Draw a nerve cell as an electrical circuit with a battery and resistors. What part(s) of the nerve cell are:
the terminals of the battery, and what are the resistors? Are the resistors in series or in parallel? Get another view of an action potential here.

10/30/2000

Compare these three phenomena: photoelectric current, battery-driven current, nerve impulse (action potential). What is the charge carrier? What does the current travel in? What supplies the energy to produce the current?
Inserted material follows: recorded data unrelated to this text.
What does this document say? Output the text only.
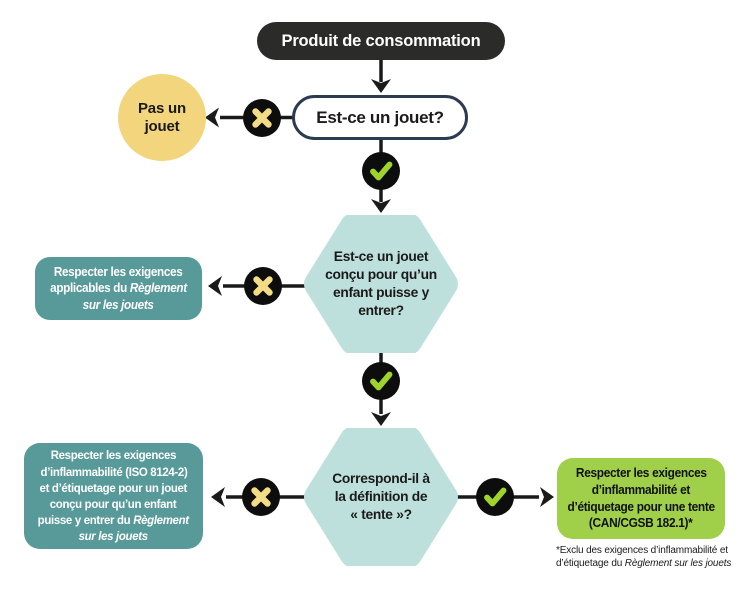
Produit de consommation
Est-ce un jouet?
Pas un
jouet
Est-ce un jouet
conçu pour qu’un
enfant puisse y
entrer?
Correspond-il à
la définition de
« tente »?
Respecter les exigences
applicables du Règlement
sur les jouets
Respecter les exigences
d’inflammabilité (ISO 8124-2)
et d’étiquetage pour un jouet
conçu pour qu’un enfant
puisse y entrer du Règlement
sur les jouets
Respecter les exigences
d’inflammabilité et
d’étiquetage pour une tente
(CAN/CGSB 182.1)*
*Exclu des exigences d’inflammabilité et
d’étiquetage du Règlement sur les jouets
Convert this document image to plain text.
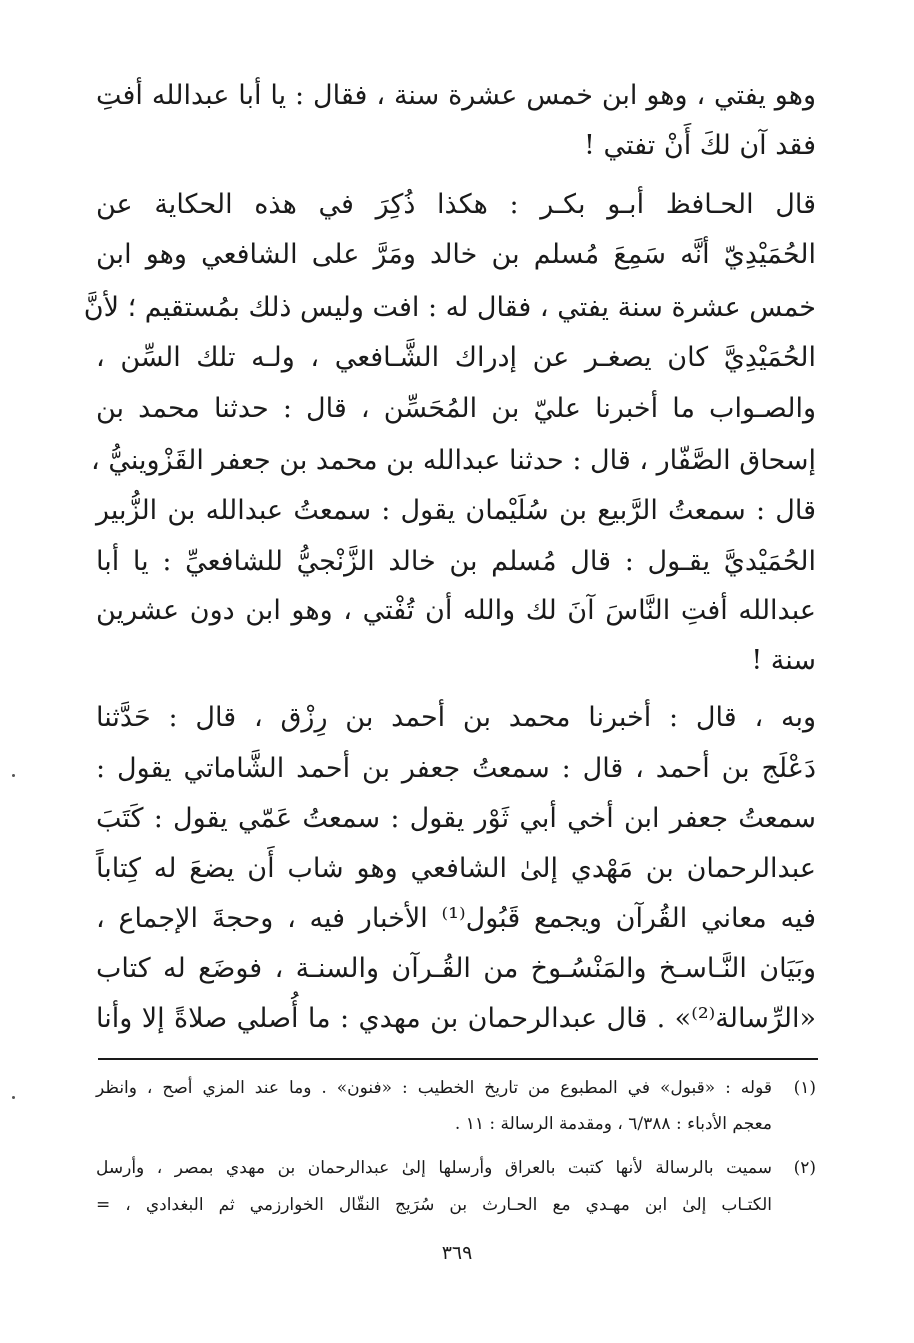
وهو يفتي ، وهو ابن خمس عشرة سنة ، فقال : يا أبا عبدالله أفتِ
فقد آن لكَ أَنْ تفتي !
قال الحـافظ أبـو بكـر : هكذا ذُكِرَ في هذه الحكاية عن
الحُمَيْدِيّ أنَّه سَمِعَ مُسلم بن خالد ومَرَّ على الشافعي وهو ابن
خمس عشرة سنة يفتي ، فقال له : افت وليس ذلك بمُستقيم ؛ لأنَّ
الحُمَيْدِيَّ كان يصغـر عن إدراك الشَّـافعي ، ولـه تلك السِّن ،
والصـواب ما أخبرنا عليّ بن المُحَسِّن ، قال : حدثنا محمد بن
إسحاق الصَّفّار ، قال : حدثنا عبدالله بن محمد بن جعفر القَزْوينيُّ ،
قال : سمعتُ الرَّبيع بن سُلَيْمان يقول : سمعتُ عبدالله بن الزُّبير
الحُمَيْديَّ يقـول : قال مُسلم بن خالد الزَّنْجيُّ للشافعيِّ : يا أبا
عبدالله أفتِ النَّاسَ آنَ لك والله أن تُفْتي ، وهو ابن دون عشرين
سنة !
وبه ، قال : أخبرنا محمد بن أحمد بن رِزْق ، قال : حَدَّثنا
دَعْلَج بن أحمد ، قال : سمعتُ جعفر بن أحمد الشَّاماتي يقول :
سمعتُ جعفر ابن أخي أبي ثَوْر يقول : سمعتُ عَمّي يقول : كَتَبَ
عبدالرحمان بن مَهْدي إلىٰ الشافعي وهو شاب أَن يضعَ له كِتاباً
فيه معاني القُرآن ويجمع قَبُول⁽¹⁾ الأخبار فيه ، وحجةَ الإجماع ،
وبَيَان النَّـاسـخ والمَنْسُـوخ من القُـرآن والسنـة ، فوضَع له كتاب
«الرِّسالة⁽²⁾» . قال عبدالرحمان بن مهدي : ما أُصلي صلاةً إلا وأنا
(١)
قوله : «قبول» في المطبوع من تاريخ الخطيب : «فنون» . وما عند المزي أصح ، وانظر
معجم الأدباء : ٦/٣٨٨ ، ومقدمة الرسالة : ١١ .
(٢)
سميت بالرسالة لأنها كتبت بالعراق وأرسلها إلىٰ عبدالرحمان بن مهدي بمصر ، وأرسل
الكتـاب إلىٰ ابن مهـدي مع الحـارث بن سُرَيج النقّال الخوارزمي ثم البغدادي ، =
٣٦٩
What experiments show that light is a wave?
What experiments show that light is a particle?

11/6/2000

11/13/2000

11/27/2000


1) Read Ch 31, Selected Readings, and answer the following:

a) p. 249. What is hn and why is it written over the arrow in both these equations?
b) p. 250. List the similarities between photosynthesis and the photoelectric effect.
c) p. 251. What, exactly, moves along the path of the arrows in Figure 1?
d) p. 252 Cotter calls the PRC a "continuous chain of atoms." It can also be thought of as a continuous chain of molecules. What kind of molecules? How does the plant cell know how to make this chain of molecules? (Review your lecture notes from 11/15 and 11/17, Ch 19, Selected Readings, and Ch 15, 16 Science Matters.)
e) p. 252-253 and lecture 11/15 & 11/17. How is the PRC similar to rhodopsin?
f) p. 253-254, and table, p. 247. Explain why chlorophyll in solution fluoresces but chlorophyll in an intact leaf does not.


2) Plants have mitochondria and do respiration just like you do. Why should they do this in addition to photosynthesis? (See Ch 24, Selected Readings.)

12/4/2000

1) In torus tic-tac-toe, how many fundamentally different moves are there to open?

2) How many different responses (2nd moves) are there, given the first move?

3) Can either player be guaranteed to win? (E.g., does the first player always win if the right moves are made?)